We can’t see ourselves in the folks we kill. But I know that we see ourselves with friends and co­workers at a holiday party like the one in San Bernardino. I know we see our kids in the faces of the young people killed in Paris.

Also I know we don’t see ourselves in the blameless individuals who have been beheaded by our ally Saudi Arabia, which has executed 150 people this year mostly by cutting off their heads with swords.

Nor should we bother to see ourselves in the people the Saudi government is slaughtering with airstrikes in Yemen on a daily basis.

We sell the Saudis many billions of dollars worth of weapons that make the killings in San Bernardino look smaller than puny. But that’s the way it goes sometimes.

I gave a lofty major speech a couple of years ago about how a democratic society can’t have perpetual war. I like to talk about such sugary ideals; a spoonful helps the doublethink medicine go down.

Let me now say a word about what we should not do.

We should not be drawn once more into a long and costly ground war in Iraq or Syria. The United States of America has colossal air power -- and we’re going to use it.

No muss, little fuss: except for people under the bombs, now being utilized at such a fast pace that the warhead supply chain is stretched thin.

Yes, we’re escalating a bit on the ground too, with hundreds of special operations forces going into Syria despite my numerous public statements -- adding up to more than a dozen since August 2013 -- that American troops would not be sent to Syria.

Likewise we’ve got several thousand soldiers in Iraq, five years after I solemnly announced that “the American combat mission in Iraq has ended.” 

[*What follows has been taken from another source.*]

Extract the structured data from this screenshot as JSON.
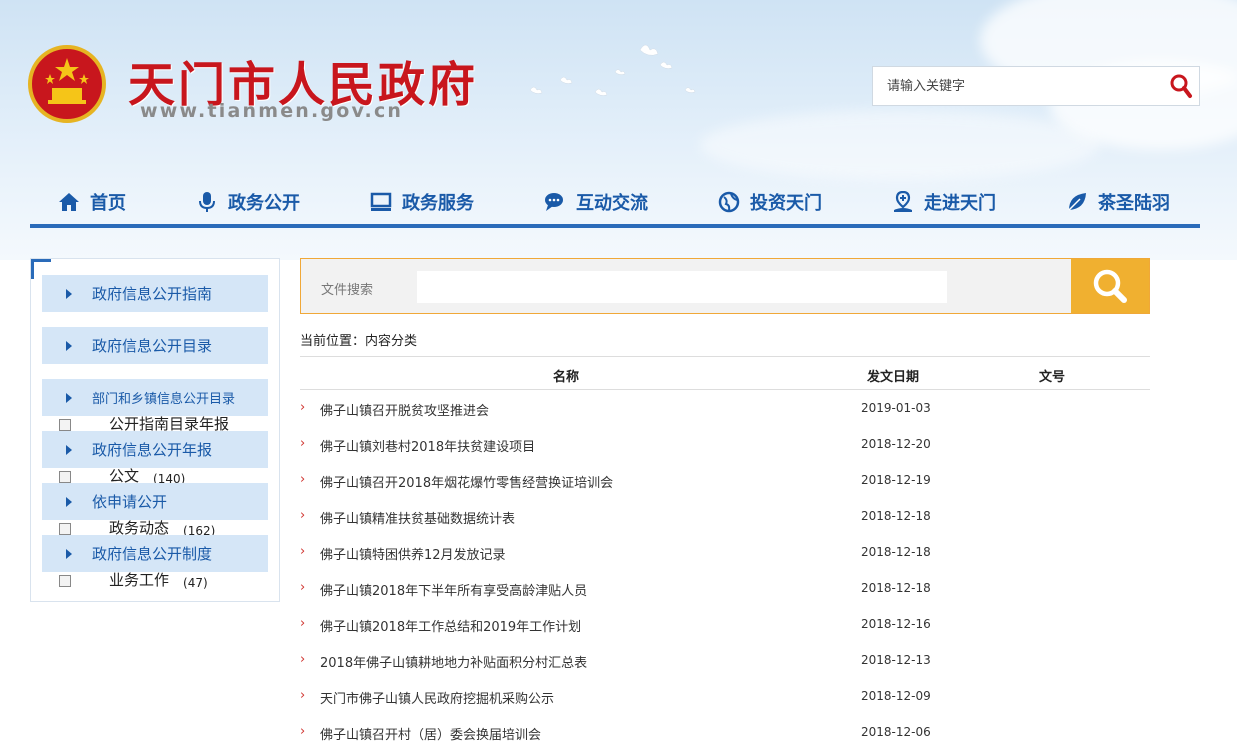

But here’s the main thing: In the Middle East, the USA will be number one in dropping bombs and firing missiles. Lots of them! 

It’s true that we keep making enemies faster than we can possibly kill them, but that’s the nature of the beast. In Afghanistan too.

At the end of last year I ceremoniously proclaimed that “the longest war in American history is coming to a responsible conclusion” and the United States “will maintain a limited military presence in Afghanistan.” 

But within 10 months I changed course and declared that 5,500 U.S. troops will remain in Afghanistan into 2017.

Midway through this fall -- even before the terrorist attacks in Paris -- the United States had launched an average of about 50 airstrikes per week in Syria during the previous year, and the New York Times reported that the U.S. military was preparing “to intensify airstrikes against the Islamic State” on Syrian territory.

And according to official Pentagon figures, the U.S.-led aerial bombing in Iraq has topped 4,500 airstrikes in the last year -- approaching an average rate of 100 per week.

Our military will hunt down terrorist plotters where they are plotting against us. In Iraq and Syria, airstrikes are taking out some of the latest ISIL leaders, heavy weapons, oil tankers, infrastructure.

I’ve got to tell you that these actions will defeat ISIL, but I’ve got to not tell you that the airstrikes will kill a lot of civilians while launching new cycles of what gave rise to ISIL in the first place -- inflaming rage and grief while serving as a powerful recruitment tool for people to take up arms against us.

In the name of defeating terrorist forces, our air war has the effect of recruiting for them.

Meanwhile, in Syria, our obsession with regime change has propelled us into closely aligning with extremist jihadi fighters. They sure appreciate the large quantities of our weapons that end up in their arsenals.

You don’t expect this policy to make a lot of sense, do you?

Norman Solomon is the author of “War Made Easy: How Presidents and Pundits Keep Spinning Us to Death.” He is the executive director of the Institute for Public Accuracy and co-founder of RootsAction.org.